Tentative de désolidarisation partielle

Pour la première fois, l’ancien chef d’État a tenté de se dédouaner de deux dossiers en particulier. Concernant la garantie financière de l’État accordée à la société "En-Najah" pour un prêt de 15 milliards d’anciennes ouguiyas contracté auprès de la SNIM, il a affirmé n’en avoir eu connaissance qu’au moment du procès, rejetant ainsi la responsabilité sur l’ancien ministre des Finances, aujourd’hui Premier ministre, Mokhtar Ould Djay. Oubliant qu’elle a été accordée bien avant lui.

De même, s’agissant des infrastructures érigées dans un parc aménagé à son usage personnel au PK 70 sur la route d’Akjoujt, il a attribué l’initiative à un capitaine de la garde présidentielle, affirmant que c’est ce dernier qui aurait sollicité la fondation de la SNIM pour effectuer les travaux. Il a par ailleurs réclamé une enquête sur le coût réel des installations. Mais ici le l’ex président se couvre de ridicule. Le président de la Fondation et l’ancien ADG de la SNIM l’a confirmé avait été sollicité par la SNIM pour le suivi d’un avenant signé par un ministre avec ATTM. Et prétendre aujourd’hui qu’il n’était pas au courant de travaux effectués dans l’une de ses résidences secondaires est des plus ridicules.

Les "cinq avocats" et documents inédits

Ould Abdel Aziz a aussi évoqué de manière énigmatique cinq avocats qu’il accuse d’hostilité ou de conflits d’intérêts, sans toutefois les nommer. Il a présenté un document accusant l’un d’entre eux d’usurper la qualité de conseiller ministériel. Il a refusé de nommer le cinquième par "respect pour un voisin de mosquée", dans une posture volontairement allusive.

Justification des fonds et dénonciation d’un complot politique

Plus étonnant encore, l’ancien président a affirmé, pour la première fois de manière explicite, que l’ensemble de sa fortune – "l’ancienne comme la nouvelle" – provenait exclusivement des fonds des campagnes électorales. Il a dénoncé ce qu’il qualifie de cabale politique, accusant la commission parlementaire à l’origine du dossier de n’avoir retenu que les marchés pouvant l’impliquer personnellement, tout en abandonnant l’examen d’autres contrats sensibles comme ceux de Poly Hondong, Sonimex ou du port de N’Diago.
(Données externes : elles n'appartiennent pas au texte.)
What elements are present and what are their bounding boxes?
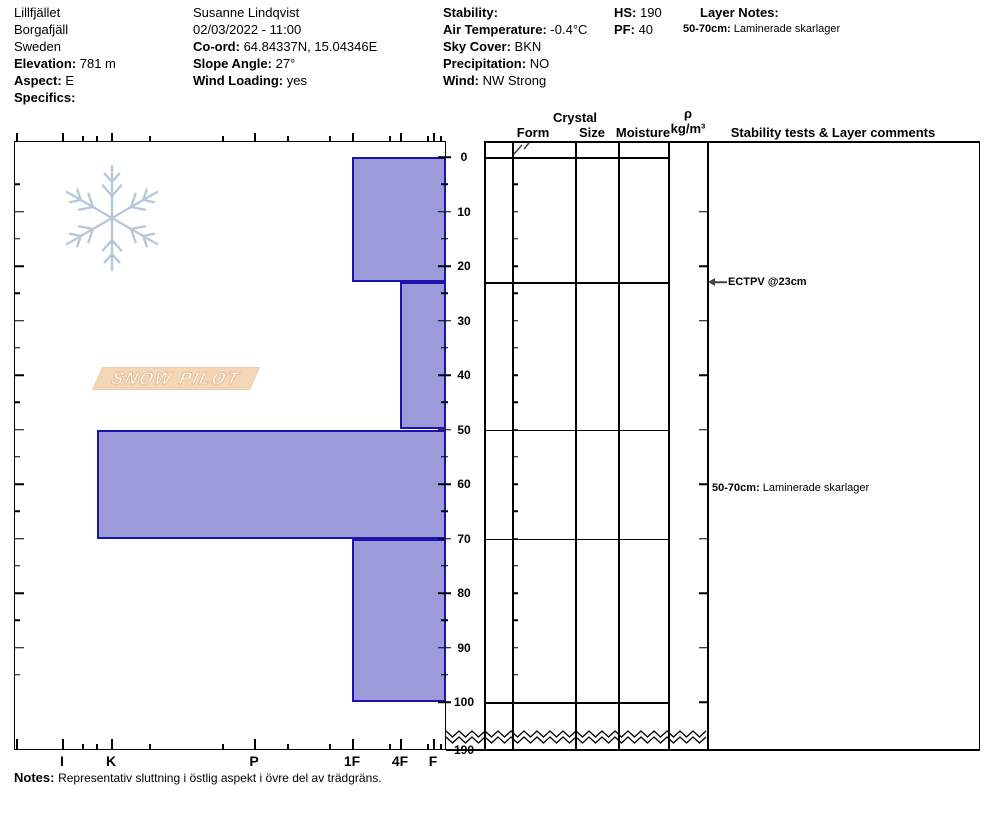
depth-tick-ruler	[512, 592, 518, 594]
hardness-major-tick-bottom	[400, 739, 402, 750]
depth-tick-left	[15, 293, 20, 295]
depth-tick-left	[15, 320, 24, 322]
depth-tick-ruler	[512, 429, 518, 431]
depth-tick-ruler	[512, 620, 518, 622]
hardness-minor-tick-top	[96, 136, 98, 141]
depth-tick-rho	[699, 320, 707, 322]
hardness-minor-tick-top	[329, 136, 331, 141]
depth-tick-rho	[699, 647, 707, 649]
depth-tick-label: 40	[457, 368, 470, 382]
depth-tick-scale	[438, 592, 451, 594]
depth-tick-label: 90	[457, 641, 470, 655]
depth-tick-rho	[699, 429, 707, 431]
hardness-major-tick-bottom	[62, 739, 64, 750]
depth-tick-label: 60	[457, 477, 470, 491]
depth-tick-left	[15, 402, 20, 404]
depth-tick-left	[15, 565, 20, 567]
hardness-tick-label: F	[429, 753, 438, 769]
ectpv-annotation: ECTPV @23cm	[728, 276, 807, 288]
depth-tick-scale	[438, 156, 451, 158]
depth-tick-ruler	[512, 347, 518, 349]
chart-dynamic-layer: 0102030405060708090100190IKP1F4FFECTPV @…	[0, 0, 994, 840]
depth-tick-ruler	[512, 265, 518, 267]
depth-tick-left	[15, 456, 20, 458]
hardness-minor-tick-bottom	[389, 744, 391, 750]
depth-tick-ruler	[512, 238, 518, 240]
hardness-minor-tick-bottom	[287, 744, 289, 750]
depth-tick-scale	[438, 647, 451, 649]
depth-tick-left	[15, 674, 20, 676]
depth-tick-scale	[441, 620, 448, 622]
hardness-minor-tick-top	[287, 136, 289, 141]
depth-tick-scale	[441, 402, 448, 404]
depth-tick-ruler	[512, 538, 518, 540]
hardness-tick-label: P	[249, 753, 258, 769]
depth-tick-scale	[441, 184, 448, 186]
depth-tick-left	[15, 211, 24, 213]
hardness-minor-tick-top	[389, 136, 391, 141]
hardness-major-tick-bottom	[352, 739, 354, 750]
hardness-major-tick-top	[111, 133, 113, 141]
hardness-major-tick-bottom	[111, 739, 113, 750]
notes-line: Notes: Representativ sluttning i östlig …	[14, 770, 382, 785]
depth-tick-rho	[699, 483, 707, 485]
hardness-minor-tick-top	[440, 136, 442, 141]
hardness-minor-tick-bottom	[149, 744, 151, 750]
depth-tick-left	[15, 620, 20, 622]
depth-tick-scale	[438, 701, 451, 703]
snow-layer-bar	[352, 157, 446, 282]
depth-tick-scale	[438, 374, 451, 376]
depth-tick-scale	[438, 211, 451, 213]
depth-tick-scale	[438, 538, 451, 540]
depth-tick-scale	[438, 320, 451, 322]
hardness-major-tick-top	[62, 133, 64, 141]
ectpv-arrow-line	[713, 282, 727, 284]
depth-tick-ruler	[512, 184, 518, 186]
hardness-major-tick-top	[433, 133, 435, 141]
layer-comment: 50-70cm: Laminerade skarlager	[712, 482, 869, 494]
hardness-minor-tick-bottom	[329, 744, 331, 750]
depth-tick-ruler	[512, 402, 518, 404]
depth-tick-left	[15, 538, 24, 540]
depth-tick-label: 0	[461, 150, 468, 164]
hardness-minor-tick-bottom	[427, 744, 429, 750]
hardness-minor-tick-bottom	[82, 744, 84, 750]
layer-boundary-line	[484, 702, 668, 704]
depth-tick-label: 100	[454, 695, 474, 709]
hardness-tick-label: I	[60, 753, 64, 769]
depth-tick-rho	[699, 701, 707, 703]
depth-tick-ruler	[512, 674, 518, 676]
depth-tick-left	[15, 429, 24, 431]
hardness-major-tick-top	[254, 133, 256, 141]
depth-tick-scale	[438, 265, 451, 267]
hardness-tick-label: 1F	[344, 753, 360, 769]
depth-tick-ruler	[512, 293, 518, 295]
depth-tick-ruler	[512, 647, 518, 649]
hardness-minor-tick-top	[82, 136, 84, 141]
depth-tick-left	[15, 347, 20, 349]
depth-tick-label: 80	[457, 586, 470, 600]
depth-tick-left	[15, 592, 24, 594]
depth-tick-ruler	[512, 511, 518, 513]
depth-tick-scale	[438, 429, 451, 431]
depth-tick-label: 10	[457, 205, 470, 219]
depth-tick-scale	[441, 347, 448, 349]
hardness-minor-tick-bottom	[222, 744, 224, 750]
depth-tick-left	[15, 184, 20, 186]
notes-text: Representativ sluttning i östlig aspekt …	[58, 771, 382, 785]
depth-tick-left	[15, 483, 24, 485]
notes-label: Notes:	[14, 770, 54, 785]
hardness-minor-tick-top	[222, 136, 224, 141]
depth-tick-left	[15, 238, 20, 240]
depth-tick-label: 20	[457, 259, 470, 273]
hardness-tick-label: 4F	[392, 753, 408, 769]
depth-tick-left	[15, 374, 24, 376]
hardness-tick-label: K	[106, 753, 116, 769]
depth-tick-scale	[441, 456, 448, 458]
layer-boundary-line	[484, 157, 668, 159]
depth-tick-ruler	[512, 565, 518, 567]
hardness-major-tick-top	[400, 133, 402, 141]
depth-tick-label: 70	[457, 532, 470, 546]
depth-tick-scale	[438, 483, 451, 485]
depth-tick-scale	[441, 293, 448, 295]
depth-tick-rho	[699, 538, 707, 540]
depth-tick-left	[15, 647, 24, 649]
layer-boundary-line	[484, 282, 668, 284]
depth-tick-left	[15, 265, 24, 267]
depth-tick-rho	[699, 592, 707, 594]
snow-profile-chart: 0102030405060708090100190IKP1F4FFECTPV @…	[0, 0, 994, 840]
depth-tick-scale	[441, 674, 448, 676]
snow-layer-bar	[400, 282, 446, 429]
depth-tick-scale	[441, 238, 448, 240]
depth-tick-label: 30	[457, 314, 470, 328]
hardness-major-tick-top	[16, 133, 18, 141]
depth-tick-ruler	[512, 483, 518, 485]
hardness-minor-tick-top	[427, 136, 429, 141]
depth-tick-ruler	[512, 320, 518, 322]
depth-tick-ruler	[512, 456, 518, 458]
hardness-major-tick-bottom	[16, 739, 18, 750]
hardness-major-tick-bottom	[254, 739, 256, 750]
hardness-minor-tick-bottom	[96, 744, 98, 750]
hardness-minor-tick-bottom	[440, 744, 442, 750]
hardness-major-tick-top	[352, 133, 354, 141]
depth-tick-ruler	[512, 211, 518, 213]
depth-tick-rho	[699, 374, 707, 376]
snow-layer-bar	[97, 430, 446, 539]
hardness-minor-tick-top	[149, 136, 151, 141]
depth-tick-scale	[441, 511, 448, 513]
depth-tick-left	[15, 511, 20, 513]
depth-total-label: 190	[454, 743, 474, 757]
zigzag-break	[0, 0, 994, 840]
depth-tick-scale	[441, 565, 448, 567]
depth-tick-rho	[699, 211, 707, 213]
depth-tick-label: 50	[457, 423, 470, 437]
snowpilot-profile-report: Lillfjället Borgafjäll Sweden Elevation:…	[0, 0, 994, 840]
snow-layer-bar	[352, 539, 446, 703]
depth-tick-ruler	[512, 374, 518, 376]
depth-tick-rho	[699, 265, 707, 267]
hardness-major-tick-bottom	[433, 739, 435, 750]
Des propos ambigus sur des hommes d’affaires et des ministres

Sans citer de noms, Ould Abdel Aziz a aussi lancé de lourdes insinuations. Il a notamment parlé d’un ancien directeur d’entreprise publique ayant perçu 20 % de chaque chèque retiré d’un compte bancaire dans le cadre d’un "accord suspect", en lien avec un homme d’affaires notoire, qu’il a évoqué de manière ironique en riant.

Il a également mentionné le cas d’un ministre de la Pêche (probablement Nany Ould Chrougha) qu’il dit avoir limogé pour avoir voulu modifier les règles d’attribution des licences de pêche, avant de déplorer que le même ministre ait été reconduit ensuite pour appliquer les changements contestés.

Verdict attendu le 14 mai

La Cour a fixé au 14 mai 2025 la date du verdict dans cette affaire tentaculaire. Le parquet général réclame une peine de 20 ans de réclusion, tandis que la défense continue de plaider la relaxe pure et simple. Ould Abdel Aziz, déjà condamné à cinq ans en première instance, espère faire tomber le procès en discrédit, en en contestant chaque étape.

Au fil des audiences, l’ancien président cherche à inverser la narration d’un procès fleuve qu’il dénonce comme étant une "vengeance politique", tout en reconnaissant à demi-mot l’ampleur de certaines opérations... tout en s’en lavant les mains.